CBS is going to put out a new show called CSI: NA.
No longer available.

jr565 said...

It would also be an argument against imprisonment. You can get murdered or raped in prison.
Also, if we are now discounting forensics, what will people use to contest your wrongful imprisonment?

damikesc said...

I have no issue with the death penalty in theory, but I no longer want it used as a practical matter.

I'm the same. I don't trust the government to do ANYTHING competently. Including kill the guilty.

Darrell said...

Yet any Probate judge could put Terri Schiavo to death--denting water and food-- without a mandatory appeal or a second bite at the apple. Let's pray there is a Hell and that we aren't living in it right now.

Bleach Drinkers Curing Coronavirus Together said...

"Obviously, this is also an argument against the death penalty when the conviction is based in whole or in part on testimony by FBI experts in those areas now being questioned."

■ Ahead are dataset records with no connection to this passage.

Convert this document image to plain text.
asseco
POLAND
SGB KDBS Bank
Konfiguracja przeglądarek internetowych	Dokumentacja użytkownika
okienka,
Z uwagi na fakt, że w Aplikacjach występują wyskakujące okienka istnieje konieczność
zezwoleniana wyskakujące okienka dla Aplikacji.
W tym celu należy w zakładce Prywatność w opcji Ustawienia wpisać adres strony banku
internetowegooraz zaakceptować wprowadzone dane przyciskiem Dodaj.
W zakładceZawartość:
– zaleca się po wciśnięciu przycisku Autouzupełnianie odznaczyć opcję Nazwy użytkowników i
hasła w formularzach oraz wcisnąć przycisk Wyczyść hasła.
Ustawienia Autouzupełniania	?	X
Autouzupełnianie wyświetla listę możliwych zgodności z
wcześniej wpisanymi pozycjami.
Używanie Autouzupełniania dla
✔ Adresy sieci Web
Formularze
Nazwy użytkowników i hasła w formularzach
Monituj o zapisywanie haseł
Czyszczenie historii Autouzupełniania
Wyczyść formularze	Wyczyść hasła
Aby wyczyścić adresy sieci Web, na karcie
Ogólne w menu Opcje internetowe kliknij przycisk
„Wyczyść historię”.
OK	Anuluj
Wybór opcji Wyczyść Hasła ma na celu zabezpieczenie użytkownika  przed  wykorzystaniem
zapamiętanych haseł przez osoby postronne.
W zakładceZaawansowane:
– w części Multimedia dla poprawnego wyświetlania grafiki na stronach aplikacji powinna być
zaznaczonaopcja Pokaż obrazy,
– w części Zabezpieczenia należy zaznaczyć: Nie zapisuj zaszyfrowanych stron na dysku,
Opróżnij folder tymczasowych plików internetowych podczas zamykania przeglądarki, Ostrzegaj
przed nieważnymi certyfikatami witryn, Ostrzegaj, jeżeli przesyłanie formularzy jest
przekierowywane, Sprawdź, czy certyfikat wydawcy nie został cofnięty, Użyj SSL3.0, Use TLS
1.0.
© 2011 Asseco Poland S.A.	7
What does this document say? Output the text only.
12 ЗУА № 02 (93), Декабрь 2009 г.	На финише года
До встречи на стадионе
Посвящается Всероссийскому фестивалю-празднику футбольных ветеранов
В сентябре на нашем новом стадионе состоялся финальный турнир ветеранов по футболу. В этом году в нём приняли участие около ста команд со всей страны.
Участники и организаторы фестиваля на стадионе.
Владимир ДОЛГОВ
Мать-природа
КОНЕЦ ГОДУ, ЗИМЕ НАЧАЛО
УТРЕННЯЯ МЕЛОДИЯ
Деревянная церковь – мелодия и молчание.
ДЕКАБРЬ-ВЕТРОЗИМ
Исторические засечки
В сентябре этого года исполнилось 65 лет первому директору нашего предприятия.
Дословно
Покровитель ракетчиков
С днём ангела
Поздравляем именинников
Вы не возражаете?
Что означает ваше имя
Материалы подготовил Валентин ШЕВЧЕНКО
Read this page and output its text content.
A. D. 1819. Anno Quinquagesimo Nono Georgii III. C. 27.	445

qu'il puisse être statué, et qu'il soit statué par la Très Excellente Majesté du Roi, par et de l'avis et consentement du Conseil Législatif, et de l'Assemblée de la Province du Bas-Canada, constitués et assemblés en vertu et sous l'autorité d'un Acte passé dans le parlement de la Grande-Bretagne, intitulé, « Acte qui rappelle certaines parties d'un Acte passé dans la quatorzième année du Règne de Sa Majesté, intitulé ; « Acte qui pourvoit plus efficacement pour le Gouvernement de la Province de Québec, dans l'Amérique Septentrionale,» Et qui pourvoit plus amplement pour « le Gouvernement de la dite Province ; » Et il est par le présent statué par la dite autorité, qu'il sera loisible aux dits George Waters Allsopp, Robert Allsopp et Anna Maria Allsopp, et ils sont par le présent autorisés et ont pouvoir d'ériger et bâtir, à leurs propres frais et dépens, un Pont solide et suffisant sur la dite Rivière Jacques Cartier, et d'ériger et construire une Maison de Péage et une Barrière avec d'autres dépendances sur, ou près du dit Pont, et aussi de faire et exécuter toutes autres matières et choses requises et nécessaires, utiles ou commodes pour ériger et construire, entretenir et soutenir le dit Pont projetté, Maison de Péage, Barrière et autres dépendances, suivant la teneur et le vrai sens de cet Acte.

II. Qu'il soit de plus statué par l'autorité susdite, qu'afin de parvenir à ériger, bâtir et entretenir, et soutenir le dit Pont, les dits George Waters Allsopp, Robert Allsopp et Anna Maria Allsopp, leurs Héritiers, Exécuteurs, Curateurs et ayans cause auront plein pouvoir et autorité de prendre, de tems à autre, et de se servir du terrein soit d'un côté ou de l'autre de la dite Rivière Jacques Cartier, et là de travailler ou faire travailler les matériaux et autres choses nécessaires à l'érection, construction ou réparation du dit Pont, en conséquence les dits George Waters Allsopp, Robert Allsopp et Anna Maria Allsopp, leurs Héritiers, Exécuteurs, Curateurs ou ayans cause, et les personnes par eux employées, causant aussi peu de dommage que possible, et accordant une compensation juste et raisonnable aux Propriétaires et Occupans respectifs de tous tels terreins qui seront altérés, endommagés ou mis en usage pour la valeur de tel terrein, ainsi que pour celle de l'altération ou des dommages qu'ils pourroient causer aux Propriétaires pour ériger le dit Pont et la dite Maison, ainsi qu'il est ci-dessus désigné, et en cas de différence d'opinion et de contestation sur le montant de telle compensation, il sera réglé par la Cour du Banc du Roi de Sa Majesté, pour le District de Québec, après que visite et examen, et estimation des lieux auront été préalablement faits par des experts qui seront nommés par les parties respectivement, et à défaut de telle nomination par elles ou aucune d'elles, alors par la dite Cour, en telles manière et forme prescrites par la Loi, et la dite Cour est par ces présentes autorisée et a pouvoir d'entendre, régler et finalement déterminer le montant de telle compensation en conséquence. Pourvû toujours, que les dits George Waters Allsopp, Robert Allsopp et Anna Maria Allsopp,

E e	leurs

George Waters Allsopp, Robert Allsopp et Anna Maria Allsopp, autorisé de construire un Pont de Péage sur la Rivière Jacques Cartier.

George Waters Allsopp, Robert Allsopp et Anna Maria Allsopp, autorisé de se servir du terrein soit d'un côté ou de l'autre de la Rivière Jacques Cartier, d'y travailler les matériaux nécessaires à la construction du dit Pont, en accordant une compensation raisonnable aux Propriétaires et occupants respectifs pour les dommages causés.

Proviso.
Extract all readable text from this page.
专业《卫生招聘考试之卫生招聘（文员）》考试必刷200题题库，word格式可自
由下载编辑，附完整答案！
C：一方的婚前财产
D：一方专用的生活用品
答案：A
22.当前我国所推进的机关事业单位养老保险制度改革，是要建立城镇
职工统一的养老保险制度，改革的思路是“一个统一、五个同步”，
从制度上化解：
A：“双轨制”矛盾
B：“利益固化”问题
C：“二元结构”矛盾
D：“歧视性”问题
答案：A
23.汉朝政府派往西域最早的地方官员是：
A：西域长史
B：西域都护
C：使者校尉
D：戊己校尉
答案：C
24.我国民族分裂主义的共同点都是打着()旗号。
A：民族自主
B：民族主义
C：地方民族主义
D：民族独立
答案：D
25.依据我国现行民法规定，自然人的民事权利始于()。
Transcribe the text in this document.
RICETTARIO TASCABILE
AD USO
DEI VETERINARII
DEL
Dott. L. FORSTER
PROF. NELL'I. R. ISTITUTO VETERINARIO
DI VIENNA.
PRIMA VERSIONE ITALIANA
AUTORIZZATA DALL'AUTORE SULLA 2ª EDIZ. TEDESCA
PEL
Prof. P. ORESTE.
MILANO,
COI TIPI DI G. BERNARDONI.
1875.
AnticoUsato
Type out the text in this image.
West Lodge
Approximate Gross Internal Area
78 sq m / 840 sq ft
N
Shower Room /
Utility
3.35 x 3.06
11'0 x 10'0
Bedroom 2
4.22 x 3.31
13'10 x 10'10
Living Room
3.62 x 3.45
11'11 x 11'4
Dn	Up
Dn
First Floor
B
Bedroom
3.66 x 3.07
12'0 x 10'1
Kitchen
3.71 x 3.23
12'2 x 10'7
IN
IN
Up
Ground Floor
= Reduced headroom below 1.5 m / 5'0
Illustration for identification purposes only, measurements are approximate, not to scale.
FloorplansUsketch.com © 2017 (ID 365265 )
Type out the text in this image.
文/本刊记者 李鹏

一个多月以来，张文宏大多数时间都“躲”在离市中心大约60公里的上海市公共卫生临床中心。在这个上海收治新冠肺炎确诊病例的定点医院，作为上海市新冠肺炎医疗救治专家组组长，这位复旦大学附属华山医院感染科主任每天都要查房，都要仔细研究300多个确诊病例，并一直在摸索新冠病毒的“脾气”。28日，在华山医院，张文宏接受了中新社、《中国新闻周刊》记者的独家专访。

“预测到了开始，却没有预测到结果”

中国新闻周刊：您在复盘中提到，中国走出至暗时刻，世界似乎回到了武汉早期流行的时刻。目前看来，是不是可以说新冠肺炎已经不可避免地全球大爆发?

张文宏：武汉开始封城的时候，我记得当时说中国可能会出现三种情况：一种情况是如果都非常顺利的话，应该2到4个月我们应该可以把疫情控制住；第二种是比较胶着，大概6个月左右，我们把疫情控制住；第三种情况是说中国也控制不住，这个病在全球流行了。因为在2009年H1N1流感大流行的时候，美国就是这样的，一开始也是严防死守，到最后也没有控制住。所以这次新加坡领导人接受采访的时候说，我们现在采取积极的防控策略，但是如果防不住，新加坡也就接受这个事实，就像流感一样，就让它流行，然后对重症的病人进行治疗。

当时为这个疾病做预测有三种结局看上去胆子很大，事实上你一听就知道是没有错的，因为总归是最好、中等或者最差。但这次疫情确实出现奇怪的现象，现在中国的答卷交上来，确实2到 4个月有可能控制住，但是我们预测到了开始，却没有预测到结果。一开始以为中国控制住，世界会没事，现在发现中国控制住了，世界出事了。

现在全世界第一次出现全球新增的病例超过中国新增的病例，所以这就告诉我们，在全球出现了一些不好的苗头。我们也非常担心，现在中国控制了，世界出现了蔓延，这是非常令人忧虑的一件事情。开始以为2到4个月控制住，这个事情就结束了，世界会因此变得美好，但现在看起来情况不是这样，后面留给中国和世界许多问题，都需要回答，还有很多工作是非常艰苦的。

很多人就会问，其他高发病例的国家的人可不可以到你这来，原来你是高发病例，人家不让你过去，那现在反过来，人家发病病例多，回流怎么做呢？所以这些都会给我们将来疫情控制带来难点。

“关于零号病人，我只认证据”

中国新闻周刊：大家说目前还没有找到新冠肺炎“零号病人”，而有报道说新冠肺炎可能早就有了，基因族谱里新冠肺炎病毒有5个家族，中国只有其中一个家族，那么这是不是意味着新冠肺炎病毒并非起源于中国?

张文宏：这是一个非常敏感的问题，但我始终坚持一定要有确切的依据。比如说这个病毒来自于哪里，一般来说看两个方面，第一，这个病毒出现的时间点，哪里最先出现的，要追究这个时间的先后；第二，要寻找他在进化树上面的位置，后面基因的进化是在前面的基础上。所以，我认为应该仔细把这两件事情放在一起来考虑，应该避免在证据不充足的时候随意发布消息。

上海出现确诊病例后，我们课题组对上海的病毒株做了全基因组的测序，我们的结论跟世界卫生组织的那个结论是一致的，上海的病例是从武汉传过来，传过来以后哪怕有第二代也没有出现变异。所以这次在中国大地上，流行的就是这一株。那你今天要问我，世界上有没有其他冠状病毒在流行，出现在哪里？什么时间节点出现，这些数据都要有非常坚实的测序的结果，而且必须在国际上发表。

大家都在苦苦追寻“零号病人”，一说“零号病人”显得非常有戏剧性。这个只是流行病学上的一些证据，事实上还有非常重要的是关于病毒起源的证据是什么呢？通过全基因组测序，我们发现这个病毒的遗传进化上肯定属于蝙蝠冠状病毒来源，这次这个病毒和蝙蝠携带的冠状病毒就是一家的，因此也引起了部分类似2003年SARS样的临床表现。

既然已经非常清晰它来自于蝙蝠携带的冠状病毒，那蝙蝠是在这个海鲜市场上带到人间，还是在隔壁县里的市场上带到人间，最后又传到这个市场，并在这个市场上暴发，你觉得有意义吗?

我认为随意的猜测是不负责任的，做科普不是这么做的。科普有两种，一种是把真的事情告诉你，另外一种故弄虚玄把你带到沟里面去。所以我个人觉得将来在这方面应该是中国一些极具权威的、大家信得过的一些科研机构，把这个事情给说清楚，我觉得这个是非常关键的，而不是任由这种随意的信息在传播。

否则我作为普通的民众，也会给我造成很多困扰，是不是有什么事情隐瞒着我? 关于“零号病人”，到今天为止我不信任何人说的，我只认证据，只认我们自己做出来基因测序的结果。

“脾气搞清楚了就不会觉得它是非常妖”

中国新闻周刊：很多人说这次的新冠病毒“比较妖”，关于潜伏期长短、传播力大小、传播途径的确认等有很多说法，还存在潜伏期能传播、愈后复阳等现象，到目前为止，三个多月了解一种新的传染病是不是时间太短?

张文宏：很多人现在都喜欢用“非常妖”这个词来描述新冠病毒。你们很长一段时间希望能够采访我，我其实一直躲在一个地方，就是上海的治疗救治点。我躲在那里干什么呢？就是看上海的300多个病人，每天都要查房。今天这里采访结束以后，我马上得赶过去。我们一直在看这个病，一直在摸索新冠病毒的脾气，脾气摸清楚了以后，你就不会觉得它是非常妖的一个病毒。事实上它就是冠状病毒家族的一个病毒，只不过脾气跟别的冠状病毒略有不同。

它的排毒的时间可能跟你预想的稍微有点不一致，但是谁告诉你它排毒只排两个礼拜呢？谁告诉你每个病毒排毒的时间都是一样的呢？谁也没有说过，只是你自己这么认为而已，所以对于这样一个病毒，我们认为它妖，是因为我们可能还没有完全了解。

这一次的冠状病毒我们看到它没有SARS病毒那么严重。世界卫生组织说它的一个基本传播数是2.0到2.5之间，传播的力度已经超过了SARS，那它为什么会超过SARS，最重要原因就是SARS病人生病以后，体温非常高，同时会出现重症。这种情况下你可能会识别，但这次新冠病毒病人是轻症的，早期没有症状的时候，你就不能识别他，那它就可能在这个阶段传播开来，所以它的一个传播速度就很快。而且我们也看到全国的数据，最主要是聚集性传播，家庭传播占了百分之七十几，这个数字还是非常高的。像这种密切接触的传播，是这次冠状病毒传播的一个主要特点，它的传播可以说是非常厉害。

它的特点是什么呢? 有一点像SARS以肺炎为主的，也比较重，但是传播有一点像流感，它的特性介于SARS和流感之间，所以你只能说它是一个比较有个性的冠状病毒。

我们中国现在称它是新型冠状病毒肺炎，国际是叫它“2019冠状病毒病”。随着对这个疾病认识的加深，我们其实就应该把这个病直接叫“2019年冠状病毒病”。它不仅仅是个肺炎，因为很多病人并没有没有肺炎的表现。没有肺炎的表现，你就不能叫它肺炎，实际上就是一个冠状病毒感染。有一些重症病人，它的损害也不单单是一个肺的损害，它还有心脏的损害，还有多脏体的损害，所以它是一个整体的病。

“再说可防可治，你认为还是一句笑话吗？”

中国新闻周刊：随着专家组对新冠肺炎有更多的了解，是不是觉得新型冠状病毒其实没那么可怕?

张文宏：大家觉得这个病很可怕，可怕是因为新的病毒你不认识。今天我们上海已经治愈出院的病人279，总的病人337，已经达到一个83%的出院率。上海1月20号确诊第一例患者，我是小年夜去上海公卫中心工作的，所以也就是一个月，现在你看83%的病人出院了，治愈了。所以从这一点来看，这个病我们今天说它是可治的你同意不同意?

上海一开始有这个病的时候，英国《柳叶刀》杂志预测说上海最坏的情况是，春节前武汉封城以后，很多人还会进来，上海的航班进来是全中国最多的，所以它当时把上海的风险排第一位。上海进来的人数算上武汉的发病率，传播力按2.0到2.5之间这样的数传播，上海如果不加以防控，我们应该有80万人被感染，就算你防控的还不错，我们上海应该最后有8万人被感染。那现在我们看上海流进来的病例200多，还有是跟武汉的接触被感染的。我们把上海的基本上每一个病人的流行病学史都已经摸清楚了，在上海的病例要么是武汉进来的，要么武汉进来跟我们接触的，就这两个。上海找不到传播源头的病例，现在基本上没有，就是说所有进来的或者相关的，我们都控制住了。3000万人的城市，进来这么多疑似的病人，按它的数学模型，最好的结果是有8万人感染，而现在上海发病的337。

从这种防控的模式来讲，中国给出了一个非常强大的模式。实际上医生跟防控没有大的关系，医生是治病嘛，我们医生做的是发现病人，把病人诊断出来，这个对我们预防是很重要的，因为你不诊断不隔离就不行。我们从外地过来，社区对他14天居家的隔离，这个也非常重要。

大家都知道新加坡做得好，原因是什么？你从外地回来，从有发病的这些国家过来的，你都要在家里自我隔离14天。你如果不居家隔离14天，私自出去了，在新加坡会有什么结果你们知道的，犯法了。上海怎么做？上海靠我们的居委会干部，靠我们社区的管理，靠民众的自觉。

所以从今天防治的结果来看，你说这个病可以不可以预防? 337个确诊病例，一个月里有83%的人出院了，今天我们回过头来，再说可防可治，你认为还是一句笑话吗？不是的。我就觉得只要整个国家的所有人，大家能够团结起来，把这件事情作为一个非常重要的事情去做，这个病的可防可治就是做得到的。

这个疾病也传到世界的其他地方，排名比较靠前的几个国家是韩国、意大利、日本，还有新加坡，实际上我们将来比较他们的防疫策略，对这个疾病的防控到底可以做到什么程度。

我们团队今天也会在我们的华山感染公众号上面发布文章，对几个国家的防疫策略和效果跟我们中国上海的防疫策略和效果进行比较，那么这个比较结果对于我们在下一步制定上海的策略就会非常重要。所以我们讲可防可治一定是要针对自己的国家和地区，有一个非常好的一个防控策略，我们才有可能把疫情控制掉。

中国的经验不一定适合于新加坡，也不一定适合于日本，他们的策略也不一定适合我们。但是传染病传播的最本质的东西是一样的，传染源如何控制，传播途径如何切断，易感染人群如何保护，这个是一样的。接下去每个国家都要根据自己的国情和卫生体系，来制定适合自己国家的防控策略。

Yes, because we should just presume that all other forensics procedures and experts and witnesses and parties are just impeccable and can never give way to the rendering of a judgment of something other than perfect justice. Especially when it comes to the state depriving someone of their life.

Totally Texas.

tds said...

Obviously, this is also an argument against the death penalty. Once a person has been put to death, it is impossible to bring him back, no matter how clear once-imperceptible errors have become. Years spent in prison are also irretrievable,

Completely opposite. Lack of death penalty will just make justice more lax in sending people to prison for life-long sentences. Life-long anal sex in a heavy-security prison does not strike me as particularly humane.

The fix would be heavy penalties administered to judges, prosecutors, experts, witnesses who sentence without proper evidence. Even to the level of a death penalty.

PS Worth checking what will happen to FBI experts in this case, and FBI officials responsible for labs oversight.

Brent said...

"Obviously, this is also an argument against the death penalty. Once a person has been put to death, it is impossible to bring him back, no matter how clear once-imperceptible errors have become. Years spent in prison are also irretrievable, but as long as the convict is alive, we can take action at the point when we are able to see that action is morally required."

I am not sure it is so obvious. It is more humane to lock someone up for decades than to kill him? I think most people's initial reaction is of course. But, I know if I were given the choice, I would prefer death. I doubt I am alone in this regard.